The endpoint of disconnection is what Dr Goldberg calls "oblivion". If we are lucky we never reach this point. Chances are that it takes a lifetime to reach Oblivion but if you're unlucky enough to have a single minded drive that doesn't allow anything to get in your way, it can happen a lot sooner. Oblivion is a state of emotional deadness. We believe that we can buy all we need, including relationships. We are cynical to the core, we see the price of everything and the value of nothing. At the same time we believe that we are the only "sane" one. We can't "be" with anyone, we always have to have a focus to any activity. "Hanging out" seems pointless to us, a total waste of time but we can spend hours in isolation reading the papers, watching sport on TV or browsing the internet - activities that require no human interaction. We seek to feel nothing.

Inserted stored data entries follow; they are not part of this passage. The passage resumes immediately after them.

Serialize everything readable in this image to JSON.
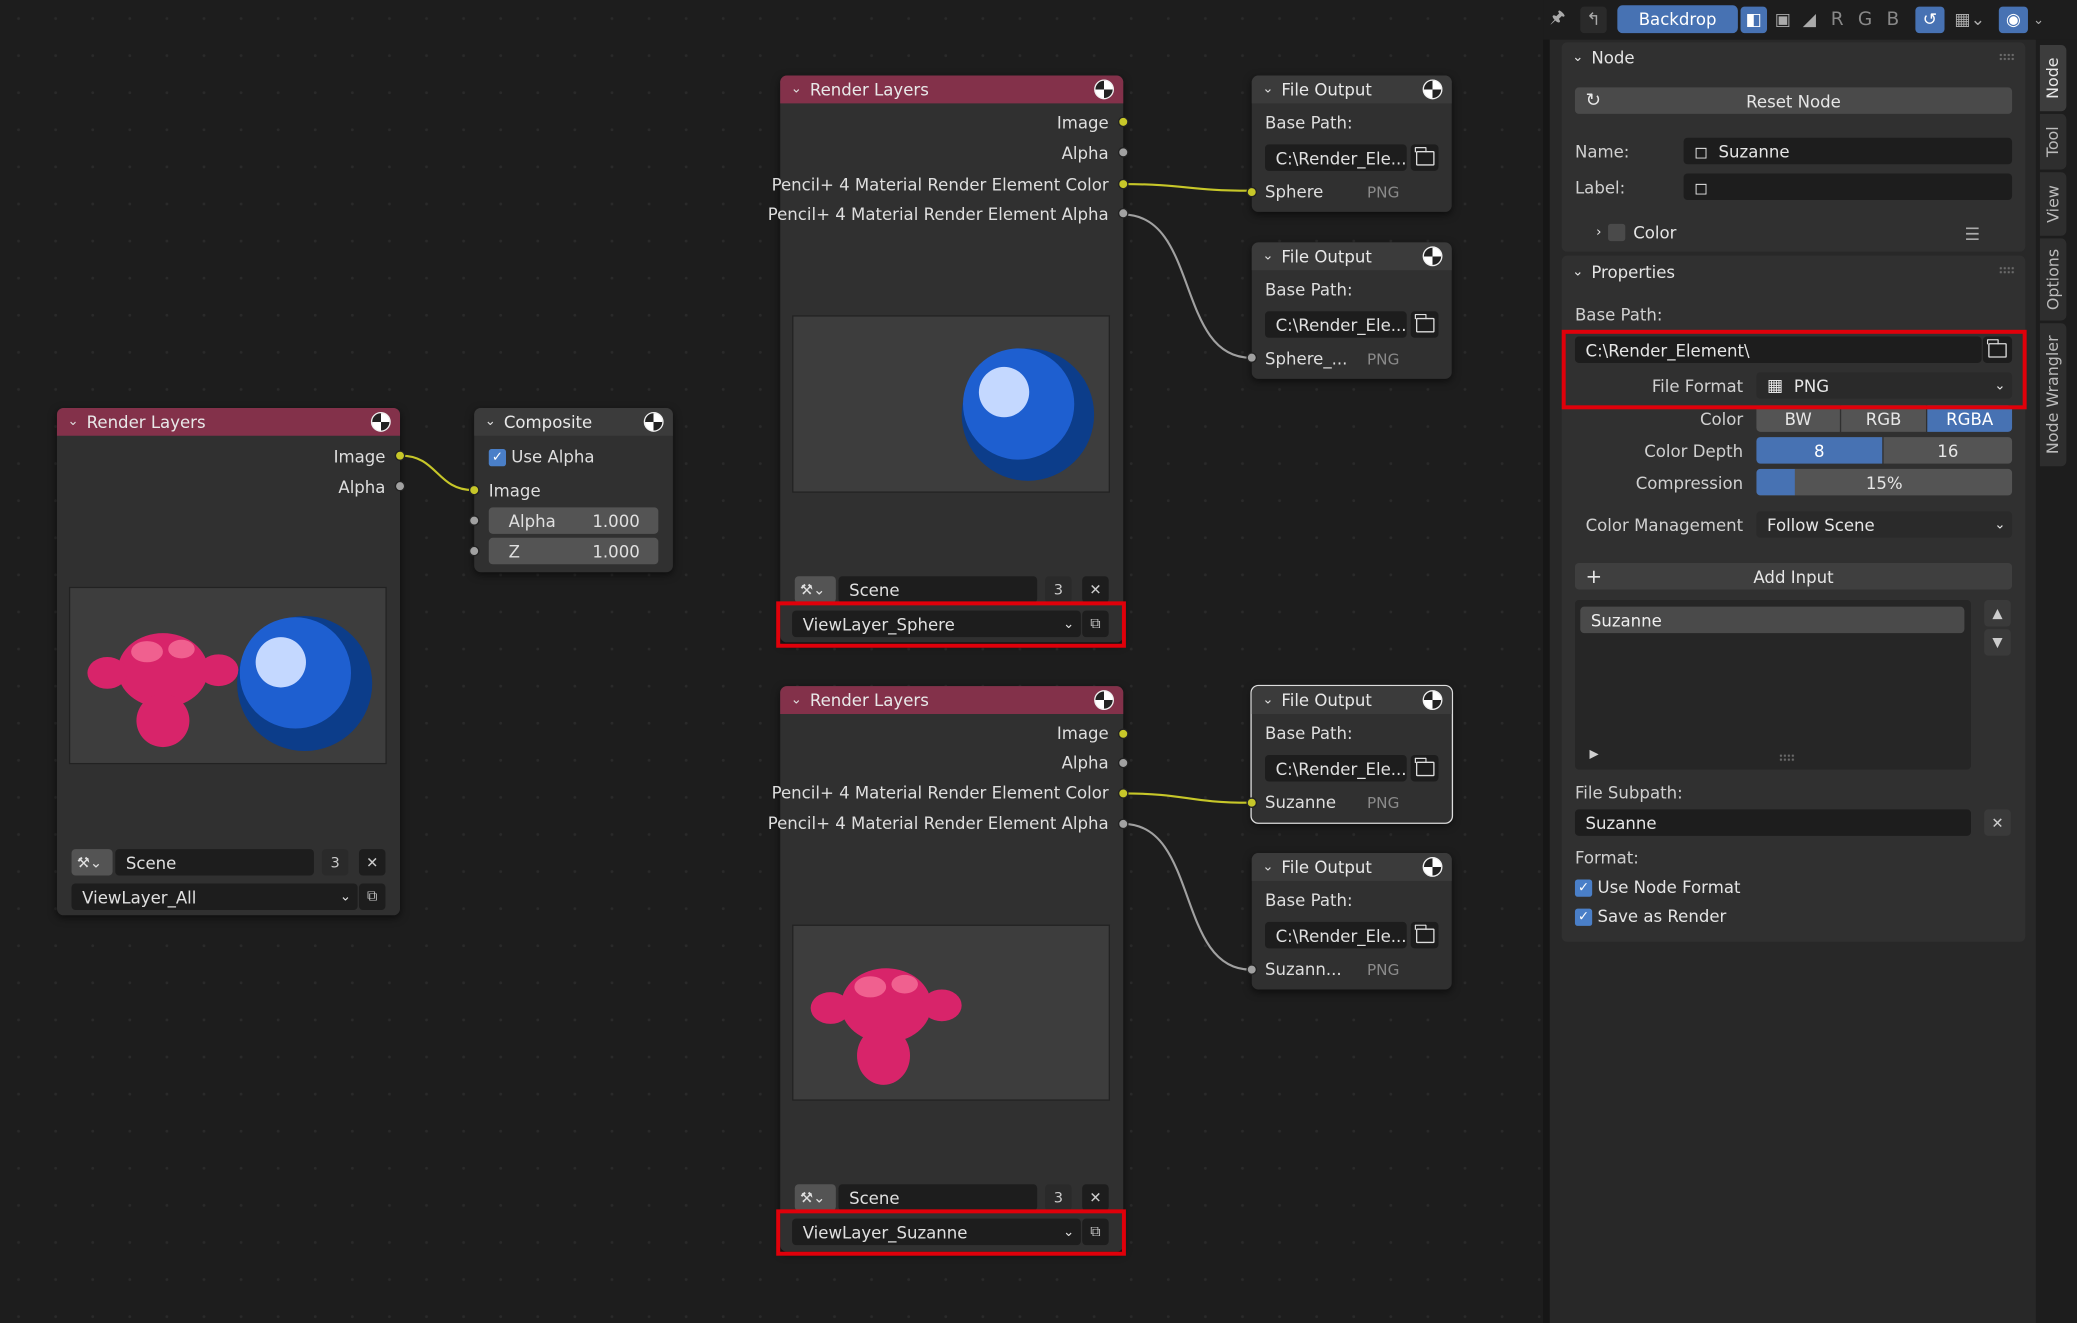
{
  "header": {
    "backdrop_label": "Backdrop",
    "channels": [
      "R",
      "G",
      "B"
    ]
  },
  "nodes": {
    "rl_all": {
      "title": "Render Layers",
      "outputs": [
        "Image",
        "Alpha"
      ],
      "scene": "Scene",
      "scene_users": "3",
      "view_layer": "ViewLayer_All"
    },
    "composite": {
      "title": "Composite",
      "use_alpha": "Use Alpha",
      "input_image": "Image",
      "alpha_label": "Alpha",
      "alpha_value": "1.000",
      "z_label": "Z",
      "z_value": "1.000"
    },
    "rl_sphere": {
      "title": "Render Layers",
      "outputs": [
        "Image",
        "Alpha",
        "Pencil+ 4 Material Render Element Color",
        "Pencil+ 4 Material Render Element Alpha"
      ],
      "scene": "Scene",
      "scene_users": "3",
      "view_layer": "ViewLayer_Sphere"
    },
    "rl_suzanne": {
      "title": "Render Layers",
      "outputs": [
        "Image",
        "Alpha",
        "Pencil+ 4 Material Render Element Color",
        "Pencil+ 4 Material Render Element Alpha"
      ],
      "scene": "Scene",
      "scene_users": "3",
      "view_layer": "ViewLayer_Suzanne"
    },
    "fo1": {
      "title": "File Output",
      "base_path_label": "Base Path:",
      "base_path": "C:\\Render_Ele...",
      "input": "Sphere",
      "format": "PNG"
    },
    "fo2": {
      "title": "File Output",
      "base_path_label": "Base Path:",
      "base_path": "C:\\Render_Ele...",
      "input": "Sphere_...",
      "format": "PNG"
    },
    "fo3": {
      "title": "File Output",
      "base_path_label": "Base Path:",
      "base_path": "C:\\Render_Ele...",
      "input": "Suzanne",
      "format": "PNG"
    },
    "fo4": {
      "title": "File Output",
      "base_path_label": "Base Path:",
      "base_path": "C:\\Render_Ele...",
      "input": "Suzann...",
      "format": "PNG"
    }
  },
  "sidebar": {
    "node_panel": {
      "title": "Node",
      "reset_button": "Reset Node",
      "name_label": "Name:",
      "name_value": "Suzanne",
      "label_label": "Label:",
      "label_value": "",
      "color_label": "Color"
    },
    "properties_panel": {
      "title": "Properties",
      "base_path_label": "Base Path:",
      "base_path_value": "C:\\Render_Element\\",
      "file_format_label": "File Format",
      "file_format_value": "PNG",
      "color_label": "Color",
      "color_options": [
        "BW",
        "RGB",
        "RGBA"
      ],
      "color_selected": "RGBA",
      "color_depth_label": "Color Depth",
      "color_depth_options": [
        "8",
        "16"
      ],
      "color_depth_selected": "8",
      "compression_label": "Compression",
      "compression_value": "15%",
      "compression_fraction": 0.15,
      "color_management_label": "Color Management",
      "color_management_value": "Follow Scene",
      "add_input_label": "Add Input",
      "inputs_list": [
        "Suzanne"
      ],
      "file_subpath_label": "File Subpath:",
      "file_subpath_value": "Suzanne",
      "format_label": "Format:",
      "use_node_format_label": "Use Node Format",
      "save_as_render_label": "Save as Render"
    }
  },
  "tabs": [
    "Node",
    "Tool",
    "View",
    "Options",
    "Node Wrangler"
  ],
  "colors": {
    "accent": "#4772b3",
    "render_layers_header": "#83314a",
    "highlight": "#e0000a",
    "socket_image": "#c7c729",
    "socket_value": "#a1a1a1"
  }
}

Effects of disconnection on men

I think most men have some level of disconnection. When our wives or girlfriends disturb us while we're engaged in some activity we sometimes feel irritation. Why? Is our task so important? Not really, it's just disconnection. Your poker buddy is in an accident and is hospitalized. You don't visit him, why? Disconnection. Why do men rely on their wives to remember the birthdays of their own family members? Disconnection. Once you start looking for it you see it everywhere and the end game is oblivion.

Disconnection is losing your ability to see and feel relationships. Why did Paul McCartney marry and have a child with Heather Mills? Why do rich, successful men get into relationships that prove to be disastrous for them? Do these (usually old) men really believe that these young, beautiful women find them irresistible?

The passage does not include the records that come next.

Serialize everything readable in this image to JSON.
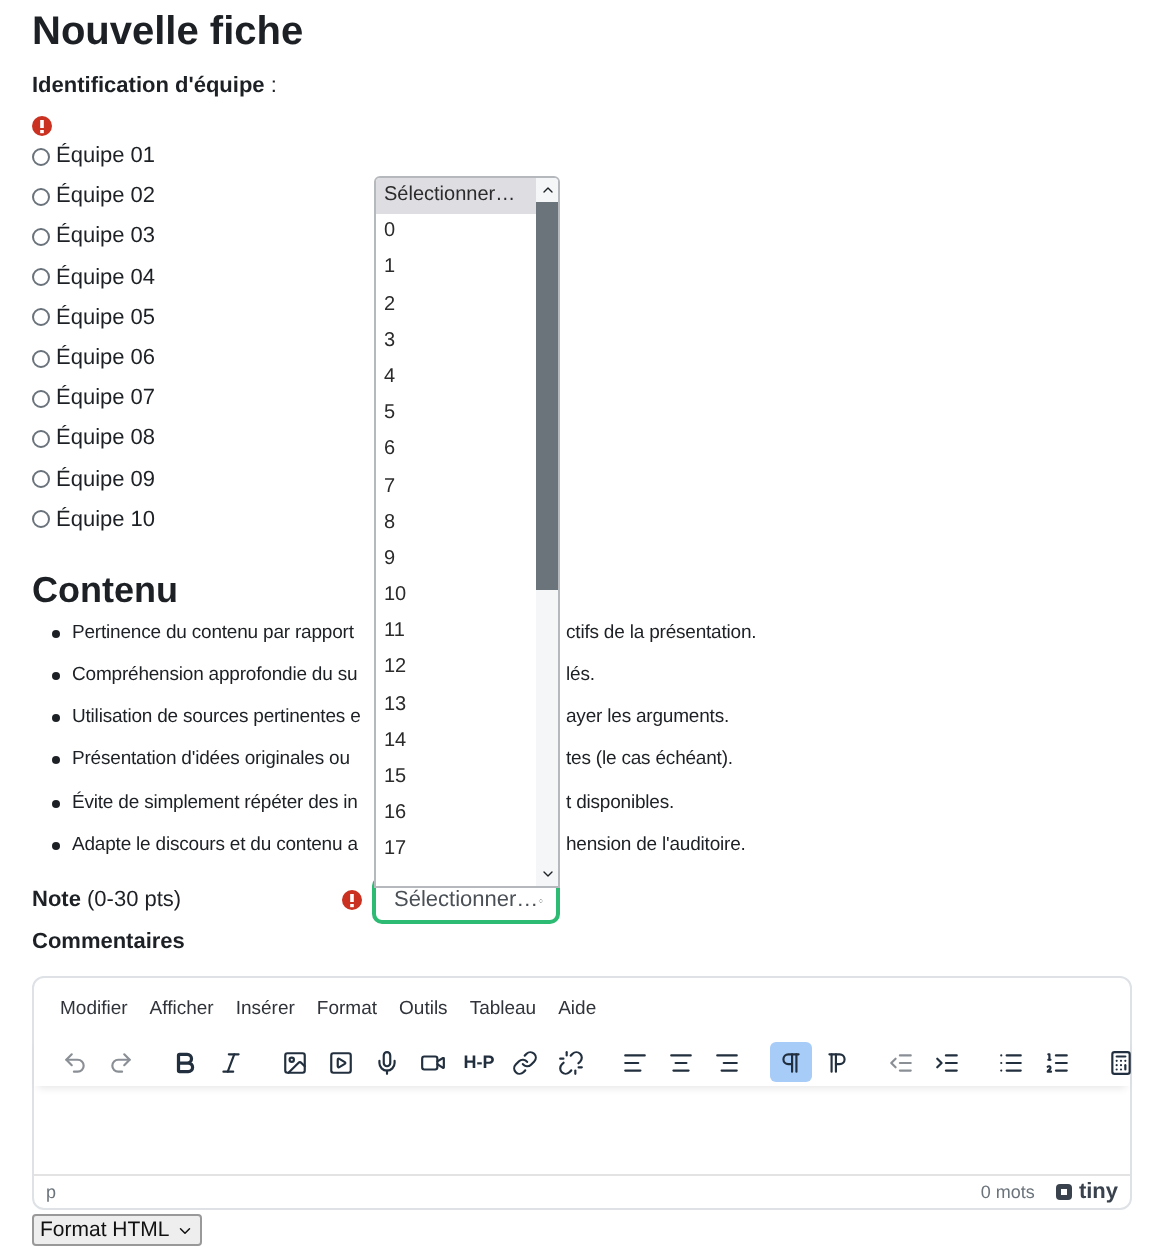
{
  "title": "Nouvelle fiche",
  "team": {
    "label": "Identification d'équipe",
    "suffix": " :",
    "required": true,
    "options": [
      {
        "label": "Équipe 01",
        "selected": false
      },
      {
        "label": "Équipe 02",
        "selected": false
      },
      {
        "label": "Équipe 03",
        "selected": false
      },
      {
        "label": "Équipe 04",
        "selected": false
      },
      {
        "label": "Équipe 05",
        "selected": false
      },
      {
        "label": "Équipe 06",
        "selected": false
      },
      {
        "label": "Équipe 07",
        "selected": false
      },
      {
        "label": "Équipe 08",
        "selected": false
      },
      {
        "label": "Équipe 09",
        "selected": false
      },
      {
        "label": "Équipe 10",
        "selected": false
      }
    ]
  },
  "section": "Contenu",
  "criteria": [
    {
      "left": "Pertinence du contenu par rapport",
      "right": "ctifs de la présentation."
    },
    {
      "left": "Compréhension approfondie du su",
      "right": "lés."
    },
    {
      "left": "Utilisation de sources pertinentes e",
      "right": "ayer les arguments."
    },
    {
      "left": "Présentation d'idées originales ou",
      "right": "tes (le cas échéant)."
    },
    {
      "left": "Évite de simplement répéter des in",
      "right": "t disponibles."
    },
    {
      "left": "Adapte le discours et du contenu a",
      "right": "hension de l'auditoire."
    }
  ],
  "grade": {
    "label": "Note",
    "hint": "(0-30 pts)",
    "required": true,
    "value": "Sélectionner…",
    "open_list": [
      {
        "label": "Sélectionner…",
        "selected": true
      },
      {
        "label": "0",
        "selected": false
      },
      {
        "label": "1",
        "selected": false
      },
      {
        "label": "2",
        "selected": false
      },
      {
        "label": "3",
        "selected": false
      },
      {
        "label": "4",
        "selected": false
      },
      {
        "label": "5",
        "selected": false
      },
      {
        "label": "6",
        "selected": false
      },
      {
        "label": "7",
        "selected": false
      },
      {
        "label": "8",
        "selected": false
      },
      {
        "label": "9",
        "selected": false
      },
      {
        "label": "10",
        "selected": false
      },
      {
        "label": "11",
        "selected": false
      },
      {
        "label": "12",
        "selected": false
      },
      {
        "label": "13",
        "selected": false
      },
      {
        "label": "14",
        "selected": false
      },
      {
        "label": "15",
        "selected": false
      },
      {
        "label": "16",
        "selected": false
      },
      {
        "label": "17",
        "selected": false
      }
    ]
  },
  "comments": {
    "label": "Commentaires",
    "menu": [
      "Modifier",
      "Afficher",
      "Insérer",
      "Format",
      "Outils",
      "Tableau",
      "Aide"
    ],
    "toolbar": [
      [
        {
          "kind": "undo",
          "disabled": true
        },
        {
          "kind": "redo",
          "disabled": true
        }
      ],
      [
        {
          "kind": "bold",
          "disabled": false
        },
        {
          "kind": "italic",
          "disabled": false
        }
      ],
      [
        {
          "kind": "image",
          "disabled": false
        },
        {
          "kind": "media",
          "disabled": false
        },
        {
          "kind": "mic",
          "disabled": false
        },
        {
          "kind": "video",
          "disabled": false
        },
        {
          "kind": "h5p",
          "label": "H-P",
          "disabled": false
        },
        {
          "kind": "link",
          "disabled": false
        },
        {
          "kind": "unlink",
          "disabled": false
        }
      ],
      [
        {
          "kind": "alignleft",
          "disabled": false
        },
        {
          "kind": "aligncenter",
          "disabled": false
        },
        {
          "kind": "alignright",
          "disabled": false
        }
      ],
      [
        {
          "kind": "ltr",
          "disabled": false,
          "selected": true
        },
        {
          "kind": "rtl",
          "disabled": false,
          "selected": false
        }
      ],
      [
        {
          "kind": "outdent",
          "disabled": true
        },
        {
          "kind": "indent",
          "disabled": false
        }
      ],
      [
        {
          "kind": "bullets",
          "disabled": false
        },
        {
          "kind": "numbers",
          "disabled": false
        }
      ],
      [
        {
          "kind": "calculator",
          "disabled": false
        }
      ]
    ],
    "path": "p",
    "word_count": "0 mots",
    "brand": "tiny"
  },
  "format": "Format HTML"
}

Yes they do. Their disconnection robs them of the ability to see agendas or to see the undercurrents of relationships even when they are obvious to everyone else. They have emotional blindness to their own lives.

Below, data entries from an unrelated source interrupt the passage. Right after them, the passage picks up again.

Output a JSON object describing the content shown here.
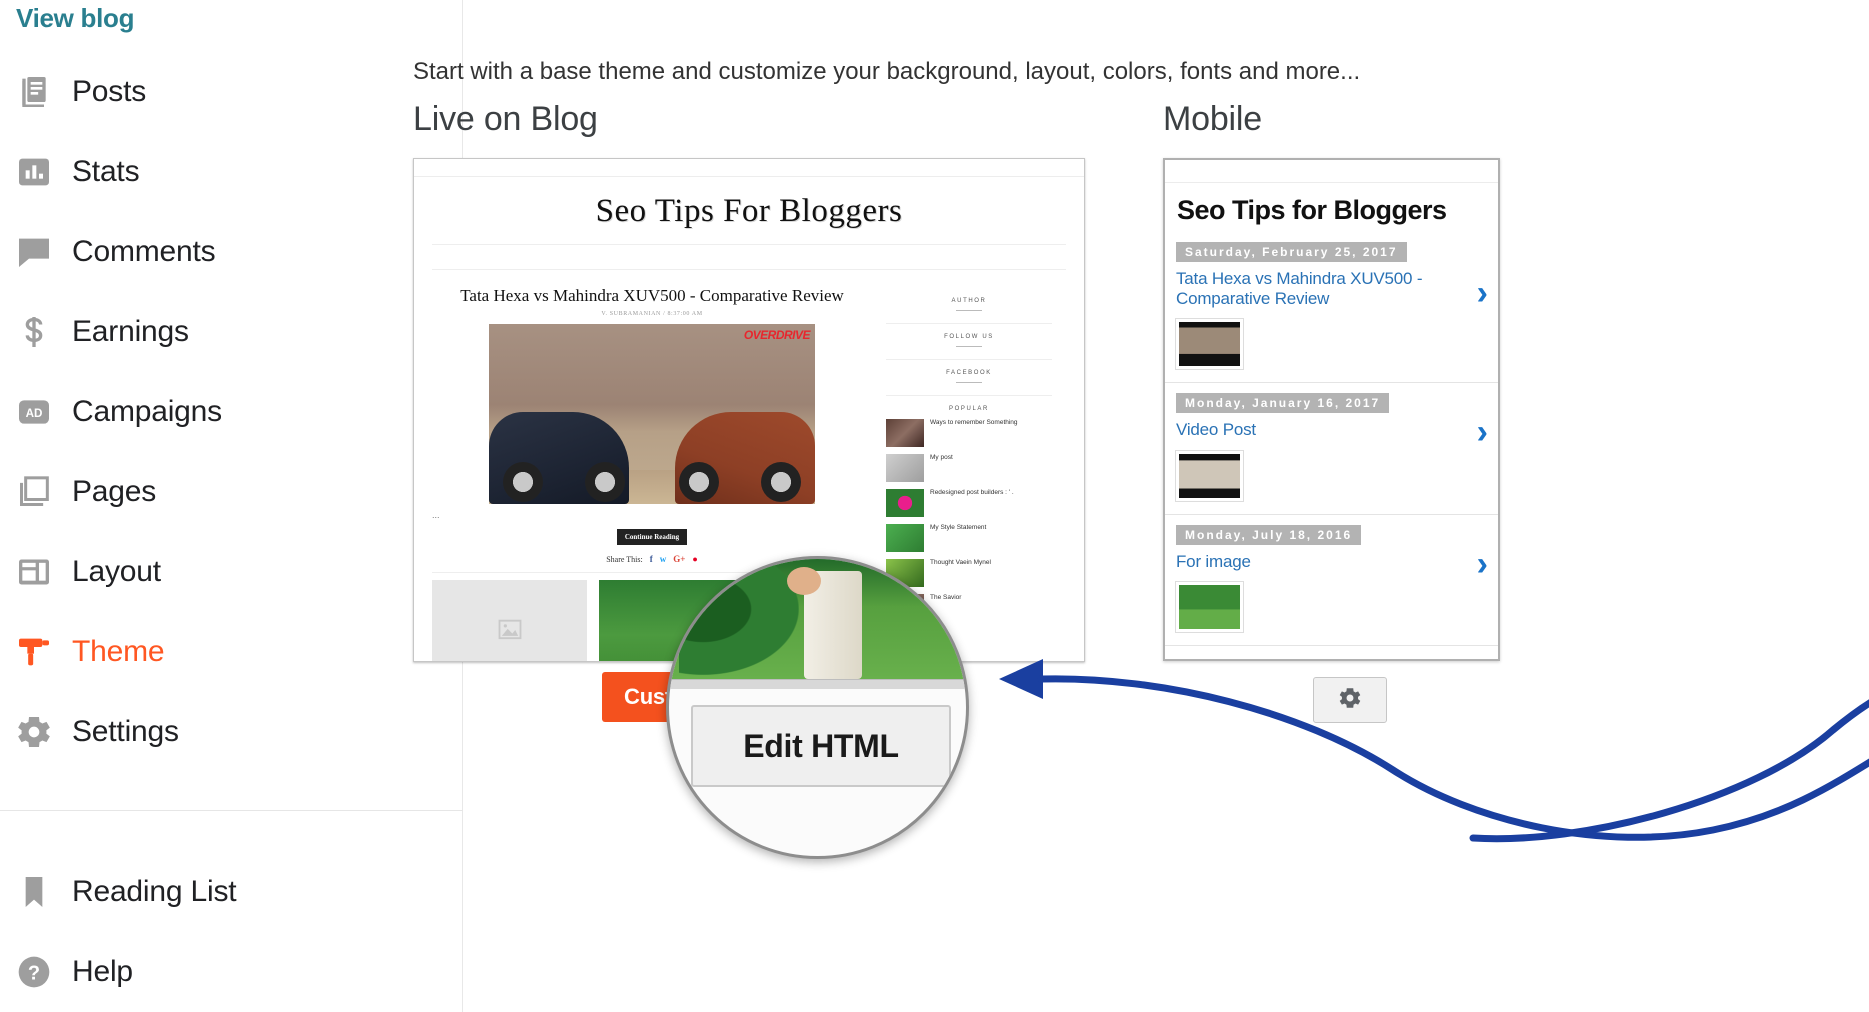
{
  "sidebar": {
    "view_blog": "View blog",
    "main_items": [
      {
        "label": "Posts",
        "icon": "posts-icon"
      },
      {
        "label": "Stats",
        "icon": "stats-icon"
      },
      {
        "label": "Comments",
        "icon": "comments-icon"
      },
      {
        "label": "Earnings",
        "icon": "earnings-icon"
      },
      {
        "label": "Campaigns",
        "icon": "campaigns-icon"
      },
      {
        "label": "Pages",
        "icon": "pages-icon"
      },
      {
        "label": "Layout",
        "icon": "layout-icon"
      },
      {
        "label": "Theme",
        "icon": "theme-icon"
      },
      {
        "label": "Settings",
        "icon": "settings-icon"
      }
    ],
    "bottom_items": [
      {
        "label": "Reading List",
        "icon": "bookmark-icon"
      },
      {
        "label": "Help",
        "icon": "help-icon"
      }
    ],
    "active_label": "Theme",
    "active_color": "#ff5722",
    "link_color": "#2a7f8f"
  },
  "main": {
    "description": "Start with a base theme and customize your background, layout, colors, fonts and more...",
    "live_title": "Live on Blog",
    "mobile_title": "Mobile",
    "customize_label": "Customize",
    "customize_color": "#f4511e",
    "edit_html_label": "Edit HTML",
    "gear_icon": "gear-icon"
  },
  "live_preview": {
    "blog_title": "Seo Tips For Bloggers",
    "post": {
      "title": "Tata Hexa vs Mahindra XUV500 - Comparative Review",
      "meta": "V. SUBRAMANIAN / 8:37:00 AM",
      "image_brand": "OVERDRIVE",
      "excerpt": "...",
      "continue_label": "Continue Reading",
      "share_label": "Share This:",
      "share_icons": [
        "facebook-icon",
        "twitter-icon",
        "google-plus-icon",
        "pinterest-icon"
      ]
    },
    "widgets": [
      {
        "label": "AUTHOR"
      },
      {
        "label": "FOLLOW US"
      },
      {
        "label": "FACEBOOK"
      }
    ],
    "popular_label": "POPULAR",
    "popular_posts": [
      {
        "text": "Ways to remember Something"
      },
      {
        "text": "My post"
      },
      {
        "text": "Redesigned post builders : ' ."
      },
      {
        "text": "My Style Statement"
      },
      {
        "text": "Thought Vaein Mynel"
      },
      {
        "text": "The Savior"
      }
    ]
  },
  "mobile_preview": {
    "blog_title": "Seo Tips for Bloggers",
    "posts": [
      {
        "date": "Saturday, February 25, 2017",
        "title": "Tata Hexa vs Mahindra XUV500 - Comparative Review",
        "chevron": "chevron-right-icon"
      },
      {
        "date": "Monday, January 16, 2017",
        "title": "Video Post",
        "chevron": "chevron-right-icon"
      },
      {
        "date": "Monday, July 18, 2016",
        "title": "For image",
        "chevron": "chevron-right-icon"
      }
    ]
  },
  "annotation": {
    "arrow_color": "#1a3fa0",
    "arrow_name": "blue-callout-arrow"
  }
}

Why do some men lose interest in their partners or switch on the TV immediately following orgasm? Dr Goldberg says it's disconnection, moving from one objectifying behavior (woman as an outlet for sexual need) to another (TV as an agent of oblivion.)

Reversing the damage of disconnection

According to Dr. Goldberg, one of the problems of disconnection is that you can't see it happening and you aren't aware that it's happening to you. But if you have read this far and recognize some behaviors or feelings associated with disconnection then what can you do to reverse it?

For a start, cautions Dr Goldberg, forget content solutions - i.e. trying to be different, trying harder. It doesn't work in the long term and will probably only make things worse.

Instead, work on your relationships. This might be hard to do with other disconnected men but you can start with your family and your wife/girlfriend and children. Stop offering cold, clinical solutions to problems, stop offering solutions in the relationship discussions people have with you. Call a friend for no purpose at all other than to chat. Practice being present when you are with people. Listen to them, if you find yourself leaping ahead or wanting to inject your advice or wisdom, hold your tongue. If you find your mind wandering try to bring it back to the here and now. When you're with your kids give yourself up to that time - don't keep checking your phone or email, don't keep wishing you were somewhere else, working toward your mission.

Disconnection wants us to focus on our self-selected mission with rewards somewhere off in the future. It wants us to waste our lives in the pursuit of something that can't bring us happiness. It's not easy but we can choose to live in and enjoy the now. That doesn't mean we have to give up on our mission but we can learn to get some balance back.